Wednesday, April 15, 2009

Why the Government Should Stop Google

Article written in 2008 after news of a possible Google/Yahoo! merger

I am not into big government. I’m not sure that anti-trust laws are good. I am sure that they are enforced selectively and not uniformly. I’m pretty sure that monopolies are sometimes good when it can lead to standards essential to our lives. I’d prefer that only the best manufacturer is in charge of making seat belts.

But the notion that Google may take over Yahoo! should make your spine tingle. The resulting Yahoogle will create an online economy totally controlled by one entity. You would have the #1 most visited site on the internet (Yahoo!, mostly for their mail feature) and the #1 search engine in the world combining. As a webmaster for an ecommerce site, I know that nearly 90% of our traffic is generated from Google searches. With the takeover, this number would approach 100%.

Google is already known to tweak their search system to favor whatever agenda they are pushing at any given time. PageRank is the religion of webmasters. What if they had total and absolute power over your online business…and there was not a thing you could do about it? Sure, Dell would survive. They have multi-million dollar ad campaigns in all media outlets. YouTube would still get traffic. As would MySpace. But what about the little guy? It would be like opening a gift shop in a prison yard. The shop might be nice, but for some reason not a lot of people get to visit.

Isn’t this akin to the day they closed the patent office because every thing that could be invented had been? And this was before the television or the integrated circuit.
In this internet age where anyone with an idea can find a voice via the blog, the short video, the publicity stunt…wouldn’t Yahoogle have the power to silence all the voices who couldn’t afford a six figure Adwords account?

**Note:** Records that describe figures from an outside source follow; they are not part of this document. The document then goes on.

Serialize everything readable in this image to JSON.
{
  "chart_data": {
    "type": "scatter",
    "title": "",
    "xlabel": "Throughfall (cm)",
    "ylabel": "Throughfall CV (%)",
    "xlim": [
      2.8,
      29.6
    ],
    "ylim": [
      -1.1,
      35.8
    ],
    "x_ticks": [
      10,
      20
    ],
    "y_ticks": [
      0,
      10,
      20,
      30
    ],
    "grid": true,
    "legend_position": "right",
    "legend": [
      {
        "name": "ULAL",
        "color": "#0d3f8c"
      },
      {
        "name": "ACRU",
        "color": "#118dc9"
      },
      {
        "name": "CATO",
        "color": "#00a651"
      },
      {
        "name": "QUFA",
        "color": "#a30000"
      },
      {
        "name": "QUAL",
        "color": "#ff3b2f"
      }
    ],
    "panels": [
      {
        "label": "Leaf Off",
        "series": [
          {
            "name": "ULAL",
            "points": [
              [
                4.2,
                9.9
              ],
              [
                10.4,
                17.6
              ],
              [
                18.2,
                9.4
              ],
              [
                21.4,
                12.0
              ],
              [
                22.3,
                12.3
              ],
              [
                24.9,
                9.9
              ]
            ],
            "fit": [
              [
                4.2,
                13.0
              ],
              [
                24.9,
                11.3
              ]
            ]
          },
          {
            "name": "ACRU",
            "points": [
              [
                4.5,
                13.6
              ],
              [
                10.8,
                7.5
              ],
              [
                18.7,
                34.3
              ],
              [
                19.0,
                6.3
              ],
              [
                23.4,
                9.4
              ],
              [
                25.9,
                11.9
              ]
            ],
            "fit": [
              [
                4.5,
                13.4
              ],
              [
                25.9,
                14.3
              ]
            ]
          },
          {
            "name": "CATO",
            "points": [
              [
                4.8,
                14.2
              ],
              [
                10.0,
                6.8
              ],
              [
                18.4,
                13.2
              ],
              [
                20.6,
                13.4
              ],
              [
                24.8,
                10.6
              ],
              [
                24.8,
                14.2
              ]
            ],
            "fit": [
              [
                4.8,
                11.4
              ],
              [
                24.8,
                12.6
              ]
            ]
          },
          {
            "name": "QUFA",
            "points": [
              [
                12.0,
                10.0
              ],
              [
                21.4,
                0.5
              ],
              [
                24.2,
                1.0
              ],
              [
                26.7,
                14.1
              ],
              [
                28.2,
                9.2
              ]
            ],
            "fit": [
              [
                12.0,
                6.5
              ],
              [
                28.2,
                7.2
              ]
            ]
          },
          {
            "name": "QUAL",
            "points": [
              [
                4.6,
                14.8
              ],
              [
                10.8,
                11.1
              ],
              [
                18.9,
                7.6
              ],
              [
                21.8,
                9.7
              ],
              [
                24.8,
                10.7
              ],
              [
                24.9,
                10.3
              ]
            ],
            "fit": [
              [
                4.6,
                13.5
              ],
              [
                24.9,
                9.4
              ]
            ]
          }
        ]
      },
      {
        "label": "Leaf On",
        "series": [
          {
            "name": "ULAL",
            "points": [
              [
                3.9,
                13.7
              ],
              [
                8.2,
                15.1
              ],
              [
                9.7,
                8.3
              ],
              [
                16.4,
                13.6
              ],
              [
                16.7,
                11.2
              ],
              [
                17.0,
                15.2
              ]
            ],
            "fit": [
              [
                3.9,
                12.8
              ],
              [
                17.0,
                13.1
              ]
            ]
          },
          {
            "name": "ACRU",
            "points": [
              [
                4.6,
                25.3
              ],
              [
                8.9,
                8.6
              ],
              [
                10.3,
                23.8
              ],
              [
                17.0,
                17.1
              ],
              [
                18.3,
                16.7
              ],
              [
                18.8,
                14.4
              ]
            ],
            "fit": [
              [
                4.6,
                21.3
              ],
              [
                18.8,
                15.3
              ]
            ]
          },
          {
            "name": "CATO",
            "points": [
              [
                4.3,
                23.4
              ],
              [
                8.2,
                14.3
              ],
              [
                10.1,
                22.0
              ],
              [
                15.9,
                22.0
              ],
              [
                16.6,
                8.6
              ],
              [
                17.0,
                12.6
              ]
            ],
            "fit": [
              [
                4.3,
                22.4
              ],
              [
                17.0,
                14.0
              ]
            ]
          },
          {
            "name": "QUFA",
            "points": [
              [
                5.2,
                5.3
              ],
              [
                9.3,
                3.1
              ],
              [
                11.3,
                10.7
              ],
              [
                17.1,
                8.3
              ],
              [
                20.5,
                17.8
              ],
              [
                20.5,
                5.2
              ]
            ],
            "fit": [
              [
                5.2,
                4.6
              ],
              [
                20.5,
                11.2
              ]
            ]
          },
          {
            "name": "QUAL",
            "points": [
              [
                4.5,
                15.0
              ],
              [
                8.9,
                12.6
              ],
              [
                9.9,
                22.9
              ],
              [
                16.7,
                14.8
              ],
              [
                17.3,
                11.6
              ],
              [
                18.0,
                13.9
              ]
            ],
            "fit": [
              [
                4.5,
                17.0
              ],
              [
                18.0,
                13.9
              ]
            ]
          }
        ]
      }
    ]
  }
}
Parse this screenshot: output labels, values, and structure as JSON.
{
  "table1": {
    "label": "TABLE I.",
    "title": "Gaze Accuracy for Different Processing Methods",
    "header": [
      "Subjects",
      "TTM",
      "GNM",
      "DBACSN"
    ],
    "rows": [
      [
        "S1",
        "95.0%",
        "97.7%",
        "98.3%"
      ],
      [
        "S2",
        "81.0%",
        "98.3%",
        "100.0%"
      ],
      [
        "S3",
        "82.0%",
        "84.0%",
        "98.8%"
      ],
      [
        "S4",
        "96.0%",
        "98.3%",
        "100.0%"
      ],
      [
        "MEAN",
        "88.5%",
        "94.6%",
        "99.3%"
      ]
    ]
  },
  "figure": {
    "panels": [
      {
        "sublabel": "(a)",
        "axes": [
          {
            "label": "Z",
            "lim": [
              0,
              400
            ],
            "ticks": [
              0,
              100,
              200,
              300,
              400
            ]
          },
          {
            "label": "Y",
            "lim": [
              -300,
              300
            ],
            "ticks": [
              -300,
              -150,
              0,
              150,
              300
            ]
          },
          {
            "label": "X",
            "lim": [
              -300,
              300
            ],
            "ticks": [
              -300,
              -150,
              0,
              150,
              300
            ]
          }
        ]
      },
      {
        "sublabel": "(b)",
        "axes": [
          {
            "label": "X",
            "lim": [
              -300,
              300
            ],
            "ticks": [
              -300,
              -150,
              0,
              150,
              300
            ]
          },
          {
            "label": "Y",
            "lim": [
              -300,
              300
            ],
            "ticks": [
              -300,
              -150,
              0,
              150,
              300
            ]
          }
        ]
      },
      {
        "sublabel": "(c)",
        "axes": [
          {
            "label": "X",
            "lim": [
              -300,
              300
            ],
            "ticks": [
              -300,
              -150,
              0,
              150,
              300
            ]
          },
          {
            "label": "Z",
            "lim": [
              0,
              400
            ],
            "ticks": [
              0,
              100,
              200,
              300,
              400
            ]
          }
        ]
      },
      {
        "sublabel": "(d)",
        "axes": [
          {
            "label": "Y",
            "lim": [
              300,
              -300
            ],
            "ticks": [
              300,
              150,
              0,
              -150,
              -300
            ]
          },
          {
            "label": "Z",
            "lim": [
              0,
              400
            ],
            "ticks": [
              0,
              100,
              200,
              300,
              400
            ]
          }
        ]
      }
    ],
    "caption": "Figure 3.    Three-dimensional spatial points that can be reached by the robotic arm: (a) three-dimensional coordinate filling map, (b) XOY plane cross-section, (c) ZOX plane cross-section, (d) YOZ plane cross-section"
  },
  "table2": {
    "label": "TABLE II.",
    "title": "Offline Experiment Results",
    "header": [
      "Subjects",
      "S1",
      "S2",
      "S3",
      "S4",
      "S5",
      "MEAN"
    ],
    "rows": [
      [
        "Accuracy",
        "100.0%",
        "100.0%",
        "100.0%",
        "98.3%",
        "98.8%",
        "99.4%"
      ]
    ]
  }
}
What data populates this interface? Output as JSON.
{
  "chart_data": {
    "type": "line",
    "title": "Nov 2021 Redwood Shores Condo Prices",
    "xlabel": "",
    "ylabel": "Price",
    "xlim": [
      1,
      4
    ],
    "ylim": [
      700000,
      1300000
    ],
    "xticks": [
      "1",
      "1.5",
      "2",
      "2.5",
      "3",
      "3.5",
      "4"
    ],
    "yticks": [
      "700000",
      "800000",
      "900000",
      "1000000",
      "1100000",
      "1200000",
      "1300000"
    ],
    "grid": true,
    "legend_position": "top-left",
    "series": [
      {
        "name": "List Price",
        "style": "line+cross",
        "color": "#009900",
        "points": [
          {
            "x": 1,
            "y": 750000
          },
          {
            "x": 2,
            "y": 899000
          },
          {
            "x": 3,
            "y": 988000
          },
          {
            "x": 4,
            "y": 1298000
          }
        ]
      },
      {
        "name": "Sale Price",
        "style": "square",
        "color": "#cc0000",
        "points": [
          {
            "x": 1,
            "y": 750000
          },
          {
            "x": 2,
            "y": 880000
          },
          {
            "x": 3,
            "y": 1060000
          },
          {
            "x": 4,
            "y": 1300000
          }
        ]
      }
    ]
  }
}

I’m all for the American Dream and I do not resent a billionaire who becomes such through hard work, luck and innovation. I am not for the billionaire who parlays their success into a power play to control the largest public medium in the history of the world.

I find myself editing my language in the hope that the future Yahoogle won’t blacklist my site because of this post. How different is typing this post from writing a pamphlet in support of revolution in 1775 Boston? A stretch perhaps, but from a strictly financial sense I cannot help but consider the risk or the comparison. And the risk is real. Do not doubt that.

So as you consider who to vote for this November…encourage your local or national media to ask this question: Do you support a world where one entity controls the internet? If so, is that entity the government (that is supposedly representative of every American) or a corporation that appears to be immune to the law?

If one company owned 90% of the stock market, would the government step in? If one company owned the majority of the railroads, would the government step in…oh, wait. If one company controlled the telephone technology in this country, would…oh, another bad example.
What is the solution? Sure, Yahoogle can be the most used search engine in the world, but shouldn’t someone, somewhere, without a personal interest in the internet economy have oversight in how those search results are generated?

Shouldn’t any and all sites be allowed in…and let the user filter the criteria for their own searches? Wouldn’t it be great to filter, say, a search to include only the top 1,000,000 sites based in a particular country? Or, say, only sites that have been updated in the last week? Or sites over 1 year old? Give us the option of deciding which database we wish to search.

So spread the word and save yourself from never getting to see the next great thing. Remember, YouTube was not launched with a PageRank of 9.